OnePlus przyznał, że nieuprawnione osoby uzyskały dostęp do danych niektórych klientów firmy.
W opublikowanym oświadczeniu przyznano, iż nieuprawnione osoby uzyskały dostęp do danych niektórych klientów korporacji takich jak adresy e-mail, adresy do wysyłki towarów czy numerów kontaktowych. Jednocześnie zapewniono, że bardziej wrażliwe informacje dotyczące np. płatności oraz haseł do kont pozostają cały czas bezpieczne. OnePlus zaczął już także powiadamiać zainteresowanych użytkowników o wycieku ich danych. Do zdarzenia doszło w ubiegłym tygodniu, zaś informatycy dokładnie przeanalizowali stronę internetową producenta, by sprawdzić, czy nie ma innych luk w zabezpieczeniach. To oczywiście sugeruje, że naruszenie miało miejsce na portalu OnePlus, a być może w jego sklepie.

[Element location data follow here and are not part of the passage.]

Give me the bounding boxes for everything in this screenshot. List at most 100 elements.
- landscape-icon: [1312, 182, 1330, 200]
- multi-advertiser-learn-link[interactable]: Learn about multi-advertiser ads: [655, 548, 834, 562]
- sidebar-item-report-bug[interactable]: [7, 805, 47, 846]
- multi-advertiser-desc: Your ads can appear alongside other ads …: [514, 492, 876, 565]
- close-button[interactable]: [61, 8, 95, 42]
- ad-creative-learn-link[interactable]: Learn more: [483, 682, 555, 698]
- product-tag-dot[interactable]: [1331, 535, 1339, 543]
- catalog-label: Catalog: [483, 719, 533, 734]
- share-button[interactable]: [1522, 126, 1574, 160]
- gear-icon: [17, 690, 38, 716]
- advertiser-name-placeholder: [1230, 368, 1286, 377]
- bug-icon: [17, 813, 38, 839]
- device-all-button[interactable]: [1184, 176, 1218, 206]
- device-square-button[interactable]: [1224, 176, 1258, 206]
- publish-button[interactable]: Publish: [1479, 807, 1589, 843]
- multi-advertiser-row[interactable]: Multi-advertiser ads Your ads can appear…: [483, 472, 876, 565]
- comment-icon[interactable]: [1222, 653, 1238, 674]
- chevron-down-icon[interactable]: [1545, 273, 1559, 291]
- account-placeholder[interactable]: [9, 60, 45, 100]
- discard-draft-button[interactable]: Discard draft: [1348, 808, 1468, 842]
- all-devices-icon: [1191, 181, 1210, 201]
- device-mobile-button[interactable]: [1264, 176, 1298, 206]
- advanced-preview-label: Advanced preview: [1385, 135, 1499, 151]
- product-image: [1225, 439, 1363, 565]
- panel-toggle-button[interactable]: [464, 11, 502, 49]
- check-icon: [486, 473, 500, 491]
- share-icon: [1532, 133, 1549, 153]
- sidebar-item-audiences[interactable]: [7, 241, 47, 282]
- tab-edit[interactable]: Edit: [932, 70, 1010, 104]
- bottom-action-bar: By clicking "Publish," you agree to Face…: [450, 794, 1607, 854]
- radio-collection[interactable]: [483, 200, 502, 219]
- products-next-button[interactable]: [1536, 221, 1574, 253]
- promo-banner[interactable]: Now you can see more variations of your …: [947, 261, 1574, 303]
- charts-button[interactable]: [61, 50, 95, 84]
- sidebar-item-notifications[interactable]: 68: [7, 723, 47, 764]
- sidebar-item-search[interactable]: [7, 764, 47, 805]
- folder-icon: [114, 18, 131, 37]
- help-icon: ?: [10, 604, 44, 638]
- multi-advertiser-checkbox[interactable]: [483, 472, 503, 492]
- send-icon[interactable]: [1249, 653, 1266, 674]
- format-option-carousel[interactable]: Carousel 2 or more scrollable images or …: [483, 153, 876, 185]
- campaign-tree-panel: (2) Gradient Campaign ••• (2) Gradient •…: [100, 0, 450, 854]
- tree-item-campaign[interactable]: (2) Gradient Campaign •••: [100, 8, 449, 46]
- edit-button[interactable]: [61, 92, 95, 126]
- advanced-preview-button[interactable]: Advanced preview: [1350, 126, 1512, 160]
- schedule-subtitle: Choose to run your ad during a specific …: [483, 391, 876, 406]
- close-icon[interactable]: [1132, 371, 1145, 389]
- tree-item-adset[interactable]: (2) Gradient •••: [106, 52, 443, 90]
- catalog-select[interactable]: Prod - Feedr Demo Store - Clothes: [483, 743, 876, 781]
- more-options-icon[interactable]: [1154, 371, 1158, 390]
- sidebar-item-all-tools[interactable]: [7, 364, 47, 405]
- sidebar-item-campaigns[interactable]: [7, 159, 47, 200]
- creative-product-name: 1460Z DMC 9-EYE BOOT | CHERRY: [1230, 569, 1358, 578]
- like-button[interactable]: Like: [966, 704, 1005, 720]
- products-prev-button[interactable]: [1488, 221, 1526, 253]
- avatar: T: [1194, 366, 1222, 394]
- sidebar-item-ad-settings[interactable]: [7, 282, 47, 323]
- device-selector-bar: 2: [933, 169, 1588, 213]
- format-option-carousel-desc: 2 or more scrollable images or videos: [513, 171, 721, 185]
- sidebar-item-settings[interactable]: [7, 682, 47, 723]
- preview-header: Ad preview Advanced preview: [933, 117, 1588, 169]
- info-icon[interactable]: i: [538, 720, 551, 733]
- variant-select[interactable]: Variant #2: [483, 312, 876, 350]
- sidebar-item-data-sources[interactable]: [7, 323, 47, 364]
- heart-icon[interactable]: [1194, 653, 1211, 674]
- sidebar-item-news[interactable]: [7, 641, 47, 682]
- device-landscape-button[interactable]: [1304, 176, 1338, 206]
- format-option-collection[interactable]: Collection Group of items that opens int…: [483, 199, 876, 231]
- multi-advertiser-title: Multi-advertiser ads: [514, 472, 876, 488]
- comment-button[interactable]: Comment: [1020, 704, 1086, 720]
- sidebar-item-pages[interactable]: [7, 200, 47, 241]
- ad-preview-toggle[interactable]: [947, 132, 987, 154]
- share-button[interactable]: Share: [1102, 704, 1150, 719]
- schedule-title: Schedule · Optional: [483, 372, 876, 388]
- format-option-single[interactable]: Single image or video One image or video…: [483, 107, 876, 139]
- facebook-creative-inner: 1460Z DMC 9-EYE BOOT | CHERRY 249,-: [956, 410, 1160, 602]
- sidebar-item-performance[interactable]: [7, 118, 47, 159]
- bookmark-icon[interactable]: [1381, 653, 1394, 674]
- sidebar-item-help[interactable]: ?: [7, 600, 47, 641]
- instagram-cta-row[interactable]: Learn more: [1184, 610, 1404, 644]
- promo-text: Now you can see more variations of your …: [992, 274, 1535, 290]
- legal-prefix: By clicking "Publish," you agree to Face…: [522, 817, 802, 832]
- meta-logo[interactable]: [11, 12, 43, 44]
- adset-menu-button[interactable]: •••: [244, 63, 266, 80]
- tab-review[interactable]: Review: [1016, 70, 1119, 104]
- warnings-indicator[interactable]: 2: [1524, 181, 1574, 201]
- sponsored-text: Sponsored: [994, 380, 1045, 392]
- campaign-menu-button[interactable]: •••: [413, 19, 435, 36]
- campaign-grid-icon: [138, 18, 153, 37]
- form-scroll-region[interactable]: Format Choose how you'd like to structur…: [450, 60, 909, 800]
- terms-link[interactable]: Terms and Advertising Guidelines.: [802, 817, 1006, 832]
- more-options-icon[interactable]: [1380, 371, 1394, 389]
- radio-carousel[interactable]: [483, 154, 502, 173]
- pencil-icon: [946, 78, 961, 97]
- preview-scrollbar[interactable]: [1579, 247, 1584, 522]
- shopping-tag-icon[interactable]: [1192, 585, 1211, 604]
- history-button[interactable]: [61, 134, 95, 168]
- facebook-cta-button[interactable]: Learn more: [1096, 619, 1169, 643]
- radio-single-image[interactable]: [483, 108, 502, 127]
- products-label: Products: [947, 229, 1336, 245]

Chociaż zareagowano błyskawicznie to nie wyjaśniono, dlaczego ujawnienie wycieku zajęło im tydzień. Nie dowiedzieliśmy się też ile osób padło ofiarą hakerów. Co ciekawe firma zapowiedziała start programu bug bounty, który nastąpi w nadchodzącym tygodniu. W ramach niego zainteresowani członkowie będą mogli wyszukiwać wszelkie dziury w zabezpieczeniach, a następnie zgłaszać je w odpowiednie miejsce. Dodatkowo nawiązano współpracę z korporacją zajmującą się kwestiami bezpieczeństwa. Oby tym razem lepiej zadbano o ten kluczowy dla życia w internecie aspekt, ponieważ w przypadku OnePlus mamy do czynienia z drugim już tego rodzaju wyciekiem (pierwszy miał miejsce na początku ubiegłego roku).